SSD-Solid State Drives for Digital Cameras/Camcorders; Update Nov 2009

Update: the price per gigabyte for a HDD has sunk to $0.07/GB in approximately a year and a half. Also see this comparison of HDD vs SSD trade-offs. But the most important trend is a slowdown in SSD drive cost/GB reductions forecast out to 2014. The improvements in cost/GB have already started to slow and will continue to do so. This means that the current $2/GB for SSD will see only modest reduction [versus past historical trends] to $0.20-0.50/GB by 2014. This averages at about 3 to 7 times current HDD drive prices. So what is becoming apparent is that HDD drives will become like backup Tape Drives for SSD drives. I have already bought a 1TB $100Can external drive as back up for my digital still and video images. However, my wait for a digital camera with a large, fast, and cheap SSD is on hold.

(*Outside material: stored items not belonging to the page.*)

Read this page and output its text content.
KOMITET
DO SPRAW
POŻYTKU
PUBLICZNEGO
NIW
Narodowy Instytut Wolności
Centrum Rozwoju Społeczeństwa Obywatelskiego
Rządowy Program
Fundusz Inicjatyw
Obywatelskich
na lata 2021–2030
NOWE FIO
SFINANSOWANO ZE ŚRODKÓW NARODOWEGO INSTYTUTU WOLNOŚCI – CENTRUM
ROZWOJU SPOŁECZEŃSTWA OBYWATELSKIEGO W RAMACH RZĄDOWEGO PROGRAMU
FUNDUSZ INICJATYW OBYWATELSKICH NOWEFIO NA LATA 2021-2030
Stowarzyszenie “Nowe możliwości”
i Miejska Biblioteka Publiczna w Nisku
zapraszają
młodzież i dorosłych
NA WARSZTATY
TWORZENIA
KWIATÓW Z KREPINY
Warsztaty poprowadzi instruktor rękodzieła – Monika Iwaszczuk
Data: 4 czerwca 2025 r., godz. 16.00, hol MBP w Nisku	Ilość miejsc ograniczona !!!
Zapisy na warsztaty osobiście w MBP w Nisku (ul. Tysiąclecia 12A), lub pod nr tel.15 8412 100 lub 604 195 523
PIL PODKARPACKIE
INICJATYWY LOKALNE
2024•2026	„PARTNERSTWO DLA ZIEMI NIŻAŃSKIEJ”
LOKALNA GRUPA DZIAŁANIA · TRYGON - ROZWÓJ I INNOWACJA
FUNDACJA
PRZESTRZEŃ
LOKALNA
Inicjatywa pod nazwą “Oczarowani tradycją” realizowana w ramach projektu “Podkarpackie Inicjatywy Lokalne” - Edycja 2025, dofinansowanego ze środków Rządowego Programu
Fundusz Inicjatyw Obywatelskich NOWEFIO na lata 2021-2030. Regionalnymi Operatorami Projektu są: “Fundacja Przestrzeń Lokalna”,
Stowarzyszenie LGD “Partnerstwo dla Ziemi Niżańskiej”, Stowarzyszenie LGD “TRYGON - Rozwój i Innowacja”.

The original story is posted below with NO Editing of any data. Original was posted March 27, 2008


What you see above is a 256GB SSD – Solid State Drive. It has a capacity of 256GB and has an average access speed of 0.1ms. I have highlighted in yellow some of its other important operating specs. Lets compare this SSD to a regular hard disk drive-HDD used in most PCs, but less often in notebooks and laptops at 7200RPM [most laptop HDDs are at 5400RPM because they are more reliable]. Both drives will use a standard SATA connection to the device. The HDD-Hard Disk Drive will be a 7200RPM, 3.5″ drive used in some top-end laptops(better performer is placed first):
Maximum capacity – HDD 1000GB, SSD-850GB – not much difference here
Average Access Time – SSD 0.1ms, HDD-7MS – huge 70x speed advantage to SSD
Transfer Rate – HDD-75MB/sec, SSD-50-65/MB/sec – HDD has 15-20% faster data movement rate
MTBF – SSD 1Million hours, HDD – .6Million – advantage to SSD but note cautions below
Cost – HDD $1/GB, SSD $10-15/GB – decided advantage to HDD
So in just these five factors one can see the major trade-offs between HDD-Hard Disk Drives and SSD as used in photo equipment.

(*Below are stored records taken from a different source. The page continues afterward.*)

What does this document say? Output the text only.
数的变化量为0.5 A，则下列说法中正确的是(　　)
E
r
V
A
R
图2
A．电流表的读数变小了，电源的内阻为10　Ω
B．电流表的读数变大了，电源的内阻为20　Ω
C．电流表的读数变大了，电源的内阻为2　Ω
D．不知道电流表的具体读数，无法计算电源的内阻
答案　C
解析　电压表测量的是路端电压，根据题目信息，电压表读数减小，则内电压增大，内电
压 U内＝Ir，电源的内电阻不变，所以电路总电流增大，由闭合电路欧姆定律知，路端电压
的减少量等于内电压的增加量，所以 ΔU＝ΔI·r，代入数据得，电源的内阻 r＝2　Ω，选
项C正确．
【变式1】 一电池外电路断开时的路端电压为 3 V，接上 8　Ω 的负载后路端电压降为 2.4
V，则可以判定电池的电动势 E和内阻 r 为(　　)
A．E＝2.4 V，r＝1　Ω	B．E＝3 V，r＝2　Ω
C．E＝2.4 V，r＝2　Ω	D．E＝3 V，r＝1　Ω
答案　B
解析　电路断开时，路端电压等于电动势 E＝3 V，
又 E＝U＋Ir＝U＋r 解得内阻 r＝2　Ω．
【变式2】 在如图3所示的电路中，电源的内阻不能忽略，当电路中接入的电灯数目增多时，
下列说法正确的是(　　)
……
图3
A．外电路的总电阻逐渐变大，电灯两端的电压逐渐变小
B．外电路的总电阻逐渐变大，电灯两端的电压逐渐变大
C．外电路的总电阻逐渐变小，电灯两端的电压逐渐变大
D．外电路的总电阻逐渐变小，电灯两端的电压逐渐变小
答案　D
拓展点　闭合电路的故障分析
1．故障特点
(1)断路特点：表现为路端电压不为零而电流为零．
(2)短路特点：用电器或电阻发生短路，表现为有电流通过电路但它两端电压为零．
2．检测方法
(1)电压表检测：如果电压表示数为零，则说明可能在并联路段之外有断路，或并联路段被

However there are some secondary factors to take into account. First, the technologies in SSD using Flash memory are relatively new where as HDD technology is at least 40 years old. Second there are some performance characteristics harder to quantify comparatively that give additional advanatges to SSD. Power consumption for SSD drives is 30-80% lower than HDD giving longer battery life and less heat. The SSD has virtually no noise. And finally the SSD is much better able to stand falls and high G force shocks than a hard disk. That is why SSDs are used in military and industrial applications.

On the downside for Flash-memory based SSD which have been used throughout this note is the fact that repeated writes to a memory cell in a Flash memory device can lead to write failures. Typically, the failure occurs after 1–5 million write cycles (for high usage files such as log files, file allocation tables, and other commonly used parts of the file system exceed this over the lifetime of a typical computer). However, new write leveling algorithms are improving this factor.

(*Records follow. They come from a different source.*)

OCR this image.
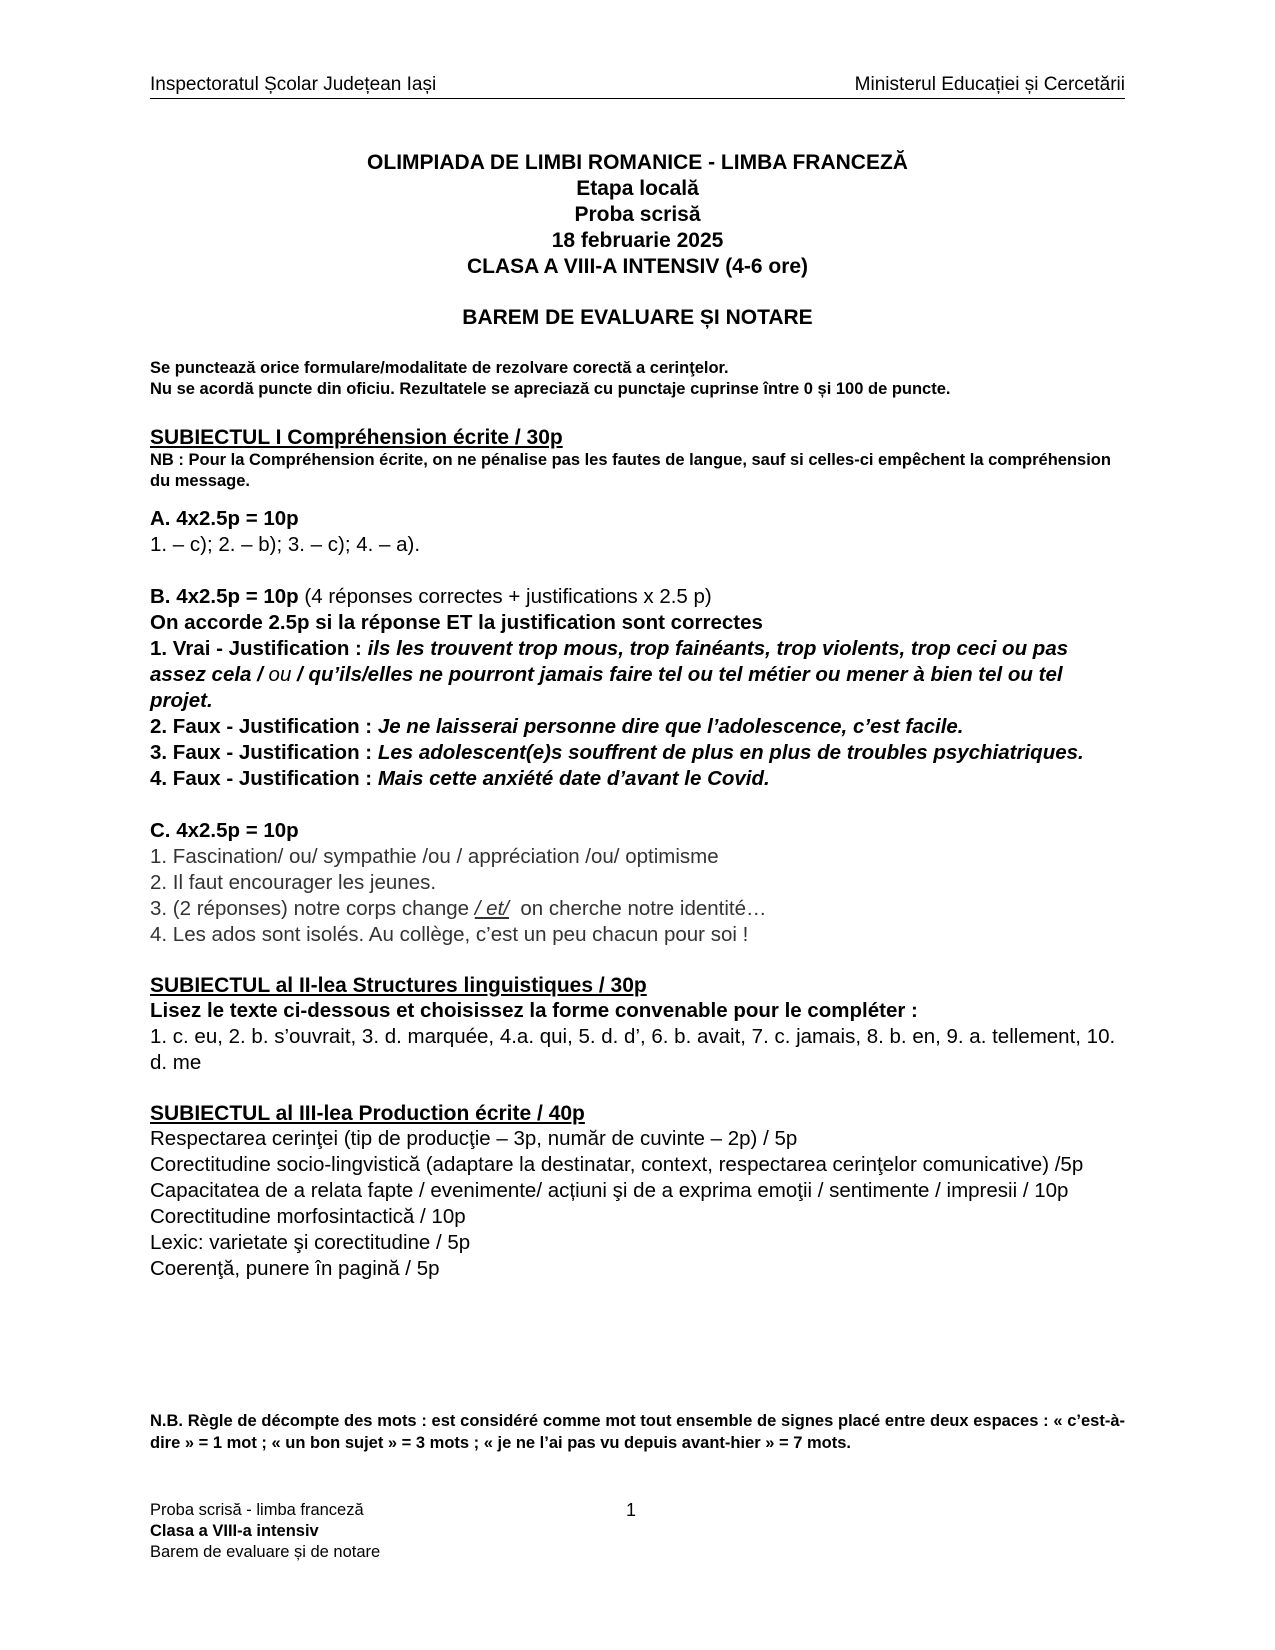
Inspectoratul Școlar Județean Iași	Ministerul Educației și Cercetării
OLIMPIADA DE LIMBI ROMANICE - LIMBA FRANCEZĂ
Etapa locală
Proba scrisă
18 februarie 2025
CLASA A VIII-A INTENSIV (4-6 ore)
BAREM DE EVALUARE ȘI NOTARE
Se punctează orice formulare/modalitate de rezolvare corectă a cerinţelor.
Nu se acordă puncte din oficiu. Rezultatele se apreciază cu punctaje cuprinse între 0 și 100 de puncte.
SUBIECTUL I Compréhension écrite / 30p
NB : Pour la Compréhension écrite, on ne pénalise pas les fautes de langue, sauf si celles-ci empêchent la compréhension du message.
A. 4x2.5p = 10p
1. – c); 2. – b); 3. – c); 4. – a).
B. 4x2.5p = 10p (4 réponses correctes + justifications x 2.5 p)
On accorde 2.5p si la réponse ET la justification sont correctes
1. Vrai - Justification : ils les trouvent trop mous, trop fainéants, trop violents, trop ceci ou pas assez cela / ou / qu’ils/elles ne pourront jamais faire tel ou tel métier ou mener à bien tel ou tel projet.
2. Faux - Justification : Je ne laisserai personne dire que l’adolescence, c’est facile.
3. Faux - Justification : Les adolescent(e)s souffrent de plus en plus de troubles psychiatriques.
4. Faux - Justification : Mais cette anxiété date d’avant le Covid.
C. 4x2.5p = 10p
1. Fascination/ ou/ sympathie /ou / appréciation /ou/ optimisme
2. Il faut encourager les jeunes.
3. (2 réponses) notre corps change / et/  on cherche notre identité…
4. Les ados sont isolés. Au collège, c’est un peu chacun pour soi !
SUBIECTUL al II-lea Structures linguistiques / 30p
Lisez le texte ci-dessous et choisissez la forme convenable pour le compléter :
1. c. eu, 2. b. s’ouvrait, 3. d. marquée, 4.a. qui, 5. d. d’, 6. b. avait, 7. c. jamais, 8. b. en, 9. a. tellement, 10. d. me
SUBIECTUL al III-lea Production écrite / 40p
Respectarea cerinţei (tip de producţie – 3p, număr de cuvinte – 2p) / 5p
Corectitudine socio-lingvistică (adaptare la destinatar, context, respectarea cerinţelor comunicative) /5p
Capacitatea de a relata fapte / evenimente/ acțiuni şi de a exprima emoţii / sentimente / impresii / 10p
Corectitudine morfosintactică / 10p
Lexic: varietate şi corectitudine / 5p
Coerenţă, punere în pagină / 5p
N.B. Règle de décompte des mots : est considéré comme mot tout ensemble de signes placé entre deux espaces : « c’est-à-dire » = 1 mot ; « un bon sujet » = 3 mots ; « je ne l’ai pas vu depuis avant-hier » = 7 mots.
Proba scrisă - limba franceză
Clasa a VIII-a intensiv
Barem de evaluare și de notare
1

So HDD disk drives are already appearing in laptops (new MacBook air and the OLPC-One Laptop Per Child). Likewise in photo equipment both highend camcorders and SLR digital cameras are using SSD. It appears the constraint for wider usage of SSD will be the cost per GB and some other competing technologies like compact flash cards and more importantly SDHC cards popular in many point and shoot cameras, digital SLRs, camcorders and even laptops.

See here for a comparison of SSD versus the popular SDHC memory modules used in many digital cameras and camcorders. Again this trade-off between SDHC and SSD is a cost (advantage of about 8 to 1 for SDHC) versus speed and capacity (advantage of about 4 to 1 in both cases for SSD); however with both technologies have better reliability over HDD based devices.

Summary

Expect your digital camera and especially camcorders to add impressive speed and capacity in the next few years
through both SSD drives. But also expect faster SDHC cards used in both digital cameras and camcorders. What does this mean to you the photo enthusiast? Camcorders in 1-2 years time that are able to store 100-200GB and the same for Digital SLRs. Watch for more cameras that will be able to to do things like the Casio EX-F1 currently does but at longer intervals and greater base image size. Expect bracketing and sports clips at 10-30 images per second for larger than 6MPixels and longer than 3-5 second bursts. In sum, there will a lot of performance improvements in digital camera and especially camcorders in the next 1-3 years; much will be in the back end where speed and capacity of recording images will improve by big factors of 50% or more for each new product intro.